With the competition set to resume in early August, Sopoaga will be ready to stamp his mark – potentially in the 15 jersey – and will be hoping that the extended break away from the game will have him fit and firing for Wasps’ first encounter.
“I’d just come back to really enjoying my rugby and enjoying just being out there,” Sopoaga said. “[I’d been] trying to fall in love with the game again because I probably lost a little bit of that over the last year and a bit.
“The last year has been a real test not only physically but mentally. I’ve had a few injuries since being here but I want to play well and have a good time and help the boys win – the match against Gloucester was a big step in the right direction.”
With the playmaker locked in for one last year with Wasps, Lima Sopoaga still has plenty of time to win the hearts of the Coventry faithful but will be competing with Jacob Umaga and fellow Kiwi Jimmy Gopperth for game time in the 10 jersey, as well as Italian wunderkind Matteo Minozzi for the fullback berth – but that doesn’t faze Sopoaga.
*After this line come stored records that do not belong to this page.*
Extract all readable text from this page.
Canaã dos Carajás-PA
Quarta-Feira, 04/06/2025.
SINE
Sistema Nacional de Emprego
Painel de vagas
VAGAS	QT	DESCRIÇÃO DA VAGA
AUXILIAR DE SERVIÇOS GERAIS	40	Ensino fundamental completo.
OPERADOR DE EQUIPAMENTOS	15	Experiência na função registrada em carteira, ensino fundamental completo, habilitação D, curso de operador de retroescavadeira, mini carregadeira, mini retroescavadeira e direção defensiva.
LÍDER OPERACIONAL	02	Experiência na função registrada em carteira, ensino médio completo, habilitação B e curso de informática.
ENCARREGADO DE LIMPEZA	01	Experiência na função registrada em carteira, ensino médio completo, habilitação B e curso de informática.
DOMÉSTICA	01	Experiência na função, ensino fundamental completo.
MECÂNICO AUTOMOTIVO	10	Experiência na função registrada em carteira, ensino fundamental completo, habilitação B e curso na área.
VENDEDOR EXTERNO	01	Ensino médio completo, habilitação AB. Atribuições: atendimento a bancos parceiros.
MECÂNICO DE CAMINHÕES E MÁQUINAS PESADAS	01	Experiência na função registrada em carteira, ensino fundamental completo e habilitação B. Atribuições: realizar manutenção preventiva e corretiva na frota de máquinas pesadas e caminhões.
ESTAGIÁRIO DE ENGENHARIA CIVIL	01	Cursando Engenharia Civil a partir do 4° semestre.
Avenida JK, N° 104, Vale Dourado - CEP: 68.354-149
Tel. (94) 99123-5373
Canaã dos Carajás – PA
The Super Rugby champion knows he has what it takes to foot it with the best and at the end of the day, it’s not the opinions of the wider public that will impact how his stay with Wasps concludes.
“At the end of the day, we’re in this game and you’ve got to take the good with the bad,” Sopoaga said. “You’re never as good as anyone says you are, and you’re also never as bad.”
“I would’ve loved to keep the momentum going after the win against Gloucester but now’s a good time to take stock of what matters and that really is family and spending time with those who are near you and staying in touch with those that are really important.
“As long as your family still love you and there are people you’ve got great relationships with that still care about you, then that’s all that really matters. Everything else is just noise.”